IF a connection is made, history might resonate enough to strap a book bag to a back instead of a bomb to a chest. 

The greatest monument we can build to commemorate the Holocaust is by the sustained development of education toward the prevention of extremism; the leading cause of terrorism and genocide.

WE must reach out to other faiths and to other cultures to build bridges. WE are at a critical tipping point; the tide of anti-semitism, of racism, of xenophobia and populism with the resulting violence is in part the cause of this human migration, reaching 65 million people fleeing war, climate change and poverty.

It’s an epidemic.

Is diplomacy enough during this violent era? The lines between TERRORISM AND GENOCIDE are blurring.

If diplomacy is not supported by quality and sustained education early in childhood, the global community will continue to be blindsided by an extremist stranglehold on Human Rights.

Education alone can’t prevent the recruitment of vulnerable minds, but, it can provide the critical thinking skills to aid in the prevention of violent extremism.

Someday You Will Understand: My Father’s Private WWII, is based entirely upon my father’s letters, and the testimony he gave to Steven Spielberg’s USC Shoah Foundation.

It’s a coming-of-age adventure story of an unusual young survivor who crossed enemy lines to escape the Holocaust. It’s about one young man who entered the US Army, a stateless alien recruit, as a refugee who promoted himself until he became a multi-lingual OSS interrogator. He carried on a one-man war against HIS SS adversaries by vetting and interrogating Italian Fascisti and Nazi war criminals from the masses.

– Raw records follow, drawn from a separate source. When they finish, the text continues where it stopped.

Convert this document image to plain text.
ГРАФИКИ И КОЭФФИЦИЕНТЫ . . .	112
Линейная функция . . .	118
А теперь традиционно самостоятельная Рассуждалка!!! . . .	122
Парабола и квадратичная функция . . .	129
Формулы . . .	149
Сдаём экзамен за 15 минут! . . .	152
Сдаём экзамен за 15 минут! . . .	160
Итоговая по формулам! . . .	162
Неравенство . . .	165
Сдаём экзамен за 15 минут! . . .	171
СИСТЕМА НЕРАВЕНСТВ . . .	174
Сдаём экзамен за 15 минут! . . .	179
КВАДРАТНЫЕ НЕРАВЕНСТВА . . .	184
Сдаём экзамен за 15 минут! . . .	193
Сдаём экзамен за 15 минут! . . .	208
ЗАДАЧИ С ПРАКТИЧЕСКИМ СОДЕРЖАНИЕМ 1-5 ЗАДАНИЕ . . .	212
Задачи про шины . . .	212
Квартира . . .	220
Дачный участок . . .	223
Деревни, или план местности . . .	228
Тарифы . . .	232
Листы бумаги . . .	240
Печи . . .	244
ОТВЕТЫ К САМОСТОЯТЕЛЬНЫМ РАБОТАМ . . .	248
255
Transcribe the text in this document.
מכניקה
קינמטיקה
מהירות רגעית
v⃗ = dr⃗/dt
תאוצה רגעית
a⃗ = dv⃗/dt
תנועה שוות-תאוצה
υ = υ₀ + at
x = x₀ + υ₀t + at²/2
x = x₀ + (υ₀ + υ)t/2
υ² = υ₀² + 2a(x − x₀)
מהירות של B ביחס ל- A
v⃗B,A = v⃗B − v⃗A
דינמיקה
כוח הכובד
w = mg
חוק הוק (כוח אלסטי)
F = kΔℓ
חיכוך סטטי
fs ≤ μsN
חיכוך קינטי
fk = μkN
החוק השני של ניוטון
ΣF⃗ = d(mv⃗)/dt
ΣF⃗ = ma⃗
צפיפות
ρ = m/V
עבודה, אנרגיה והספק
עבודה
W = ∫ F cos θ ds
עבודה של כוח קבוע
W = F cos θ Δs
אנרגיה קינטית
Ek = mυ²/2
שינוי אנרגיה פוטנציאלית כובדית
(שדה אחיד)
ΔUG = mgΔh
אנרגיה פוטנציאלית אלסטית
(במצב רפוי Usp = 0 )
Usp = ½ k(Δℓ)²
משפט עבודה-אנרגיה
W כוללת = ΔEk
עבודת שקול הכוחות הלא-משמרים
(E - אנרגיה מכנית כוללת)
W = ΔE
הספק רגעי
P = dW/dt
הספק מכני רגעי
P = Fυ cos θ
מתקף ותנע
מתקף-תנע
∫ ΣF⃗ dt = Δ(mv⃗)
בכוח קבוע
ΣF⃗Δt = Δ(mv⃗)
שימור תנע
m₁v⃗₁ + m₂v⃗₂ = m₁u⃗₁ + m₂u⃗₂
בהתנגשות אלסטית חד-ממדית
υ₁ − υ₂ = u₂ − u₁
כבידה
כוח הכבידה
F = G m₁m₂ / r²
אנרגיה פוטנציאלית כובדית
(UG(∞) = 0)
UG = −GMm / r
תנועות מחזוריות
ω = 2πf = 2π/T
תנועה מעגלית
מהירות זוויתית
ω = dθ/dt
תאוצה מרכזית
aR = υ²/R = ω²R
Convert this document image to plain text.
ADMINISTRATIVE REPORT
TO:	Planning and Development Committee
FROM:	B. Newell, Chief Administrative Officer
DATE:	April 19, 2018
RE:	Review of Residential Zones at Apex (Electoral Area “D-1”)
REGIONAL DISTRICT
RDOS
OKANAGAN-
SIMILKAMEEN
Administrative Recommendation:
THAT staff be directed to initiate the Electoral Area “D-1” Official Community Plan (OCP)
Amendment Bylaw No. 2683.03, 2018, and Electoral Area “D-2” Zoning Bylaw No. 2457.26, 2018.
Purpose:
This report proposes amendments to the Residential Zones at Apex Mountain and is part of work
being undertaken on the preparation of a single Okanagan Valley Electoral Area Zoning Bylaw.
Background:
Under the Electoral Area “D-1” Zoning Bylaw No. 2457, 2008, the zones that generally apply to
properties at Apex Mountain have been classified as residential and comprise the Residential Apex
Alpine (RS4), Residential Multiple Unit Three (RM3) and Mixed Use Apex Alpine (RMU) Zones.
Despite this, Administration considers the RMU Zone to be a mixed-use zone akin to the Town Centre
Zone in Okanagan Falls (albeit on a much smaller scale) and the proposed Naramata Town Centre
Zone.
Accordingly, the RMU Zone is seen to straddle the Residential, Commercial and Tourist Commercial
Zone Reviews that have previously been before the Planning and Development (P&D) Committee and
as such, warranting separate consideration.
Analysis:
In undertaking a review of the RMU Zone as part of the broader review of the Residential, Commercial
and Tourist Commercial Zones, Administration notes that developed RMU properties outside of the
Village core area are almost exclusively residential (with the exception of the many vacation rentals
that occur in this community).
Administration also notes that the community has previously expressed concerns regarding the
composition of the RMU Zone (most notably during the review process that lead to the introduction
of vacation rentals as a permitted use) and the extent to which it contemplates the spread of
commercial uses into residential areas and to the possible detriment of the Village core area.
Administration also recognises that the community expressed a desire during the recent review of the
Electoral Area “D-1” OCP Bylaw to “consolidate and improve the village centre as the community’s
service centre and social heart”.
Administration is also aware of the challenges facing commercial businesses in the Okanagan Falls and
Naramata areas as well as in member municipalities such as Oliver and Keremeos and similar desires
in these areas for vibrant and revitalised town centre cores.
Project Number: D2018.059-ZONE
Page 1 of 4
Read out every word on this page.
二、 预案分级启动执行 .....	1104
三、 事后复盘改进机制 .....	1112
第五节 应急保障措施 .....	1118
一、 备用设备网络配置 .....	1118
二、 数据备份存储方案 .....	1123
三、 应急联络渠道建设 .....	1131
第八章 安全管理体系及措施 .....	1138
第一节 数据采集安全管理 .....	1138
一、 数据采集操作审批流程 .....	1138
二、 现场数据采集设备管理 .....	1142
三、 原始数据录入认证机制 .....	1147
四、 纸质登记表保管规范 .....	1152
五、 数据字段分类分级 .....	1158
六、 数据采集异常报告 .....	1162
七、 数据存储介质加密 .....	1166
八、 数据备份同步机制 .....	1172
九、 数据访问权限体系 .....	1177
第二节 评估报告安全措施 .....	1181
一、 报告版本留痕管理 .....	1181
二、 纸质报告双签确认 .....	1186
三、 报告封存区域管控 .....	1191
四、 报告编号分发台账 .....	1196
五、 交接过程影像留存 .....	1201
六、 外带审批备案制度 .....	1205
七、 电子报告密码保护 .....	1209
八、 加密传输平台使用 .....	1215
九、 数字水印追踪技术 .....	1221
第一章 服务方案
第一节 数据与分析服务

His victims went straight to Nuremberg. He chose RULE of LAW over violence.

Horrified by the extent of the Nazi genocide and the condition of the survivors, he stepped in to help by lobbying extensively with Jewish relief agencies, appealing to family friends, and ultimately writing a letter to Eleanor Roosevelt, pleading with her to intervene on their behalf. Many were still living in concentration camp conditions \commingling with Nazi war criminals.

The power of one CAN change lives.

My father, made his way through war torn Europe acting upon his responsibility to protect the Surviving Remnant. If we are to protect against atrocities, future genocides and crimes against humanity, then it is imperative that Holocaust Education form the foundation upon which this generation, and generations to come will be insured a safe future; removed from the threat of state-sponsored violence.

My responsibility is to never forget. My mandate is to bring “his-story”,history, forward by building the greatest monument I can to commemorate the Holocaust; by ensuring that SOMEDAY YOU WILL UNDERSTAND becomes an educational tool.